Entrepreneurs have been fed this lie that the first thing they need to do is get a patent, then work on the business.
This is a bad strategy.
As an investor who finances IP for startups, I want some data to support the investment in patents.
The best strategy is to do the marketing first, then get a patent second.
Essentially, he starts with a landing page that talks about the benefits of the product and runs ads against it. The landing page typically collects an email address so that the customer would be part of the initial launch of the product.
The landing page and ads allow Tim to figure out the messaging, customer value, and even pricing of the product. He is testing which elements are the most important and which do not matter. He is also getting data to know how much it will cost him to acquire a customer, which gets plugged into the economic model to see if the business will make money or not.
If the landing page experiment shows demand for the product, the business gets a green light to proceed. If the landing page experiment does not look promising, he has spent only a small amount of money.

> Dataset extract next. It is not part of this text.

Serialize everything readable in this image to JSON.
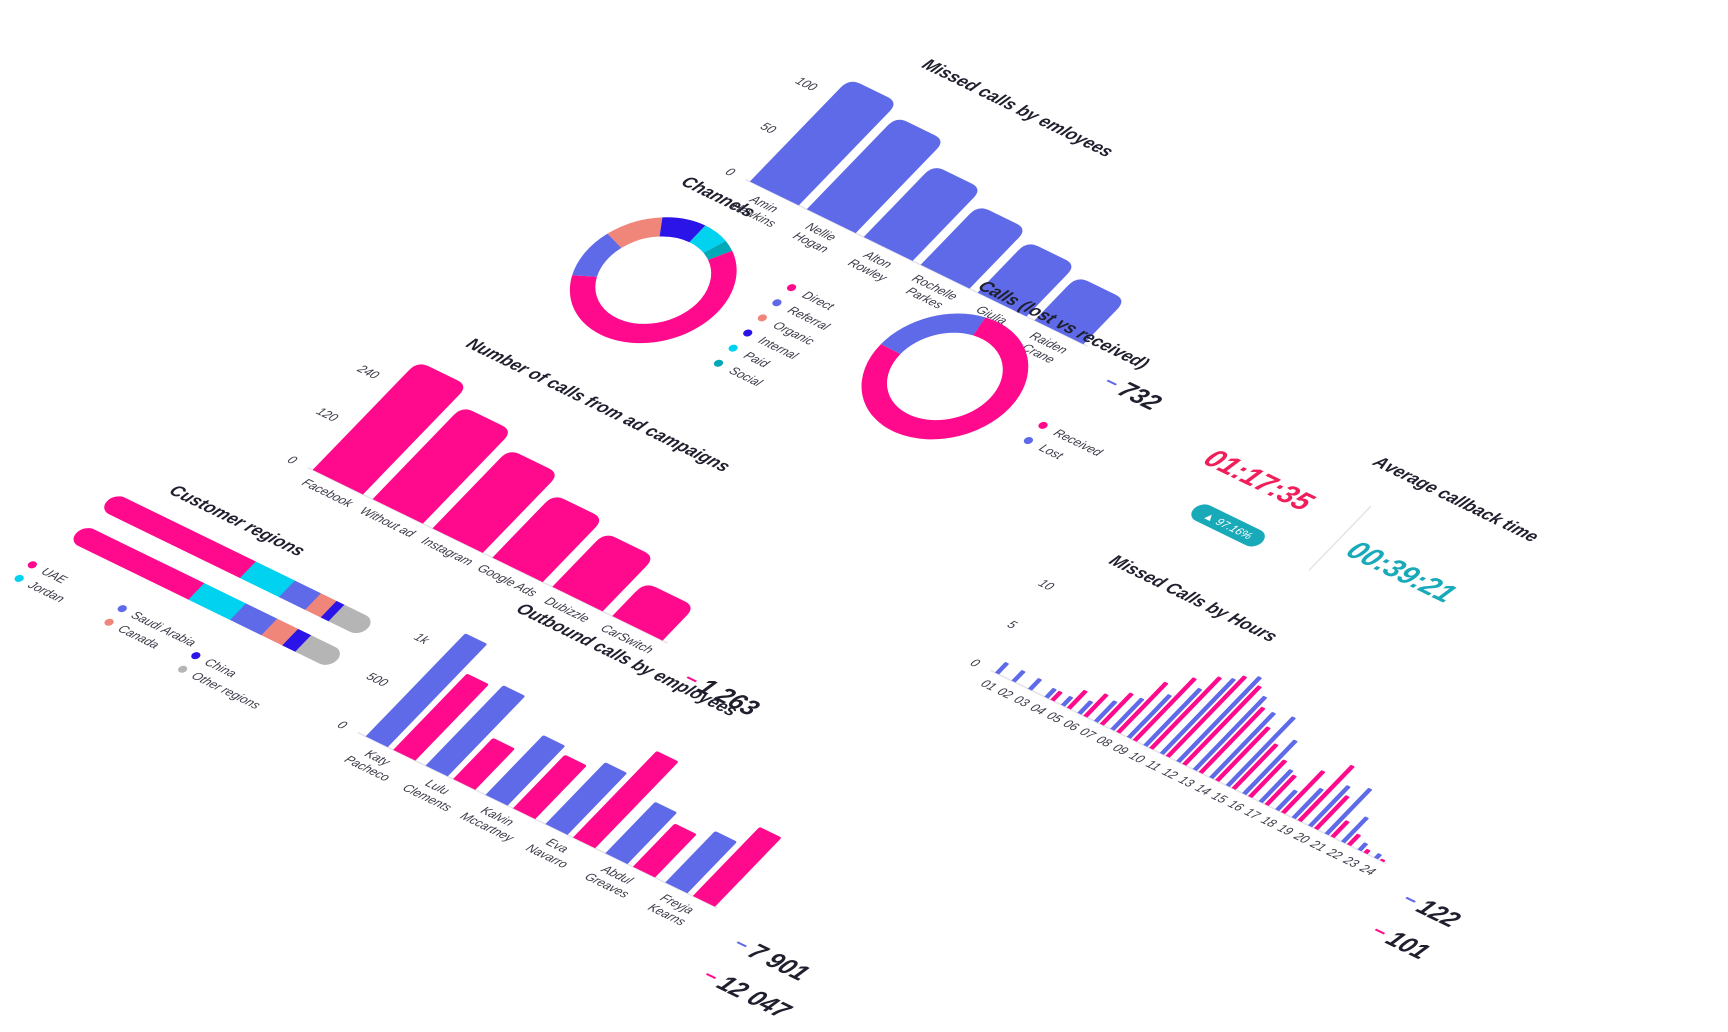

A patent has value only when a market exists
Tim Ferriss’s technique answers the single most important question for a business: is there a market for this product or service. This question is answered first, before there is investment in anything else.
A patent without a market is worthless.
However, if you can show a market need for a product, that patent has value.
As an investor in IP, my main concern is not whether the idea is “cool” or “ground breaking” or “disruptive.” My interest is in whether anyone will buy the product. If you can show me that there is a market for the product, I am all in.
In the US, we have a one-year grace period between when we publicly disclose our invention to file our patent. I do not mind using this grace period to invest in the product-market fit experiments before getting the patent.
Nobody is going to steal your invention
Entrepreneurs often have been working on their ideas for a long time. Because they are so focused on their ideas and all the research and work they have done on their project, they assume that everyone else sees the world the same way.
To the entrepreneur, they assume that once the world sees their idea, it will be copied.
If the product is not in the market, the data suggests that 7 billion people do not think they need the product. It is the entrepreneur’s job to make the customers aware of the product, then convince them that they need it.
Part of the problem is a psychological wall
There is a psychological wall that many entrepreneurs face.
Many entrepreneurs have cognitive dissonance where desperately want to believe they will be successful, but they are so afraid of failing that they are not willing to try. Many will continue “innovating” more and more features to their product without ever trying to sell it.
A red flag for me is when I see entrepreneur insist that they need more features for their product before they go to market. They are inherently afraid that they will be rejected when they try to sell the product. This fear is very hard to overcome.
Countless accelerators, incubators, books, Business Model Canvases, and other tools push entrepreneurs to go through the product-market fit exercises. This is the point where entrepreneur is most reluctant and needs the most urging.
One way to overcome this deficiency is to the heavy lifting first, a la Tim Ferriss, by doing the marketing first, then do the rest of it.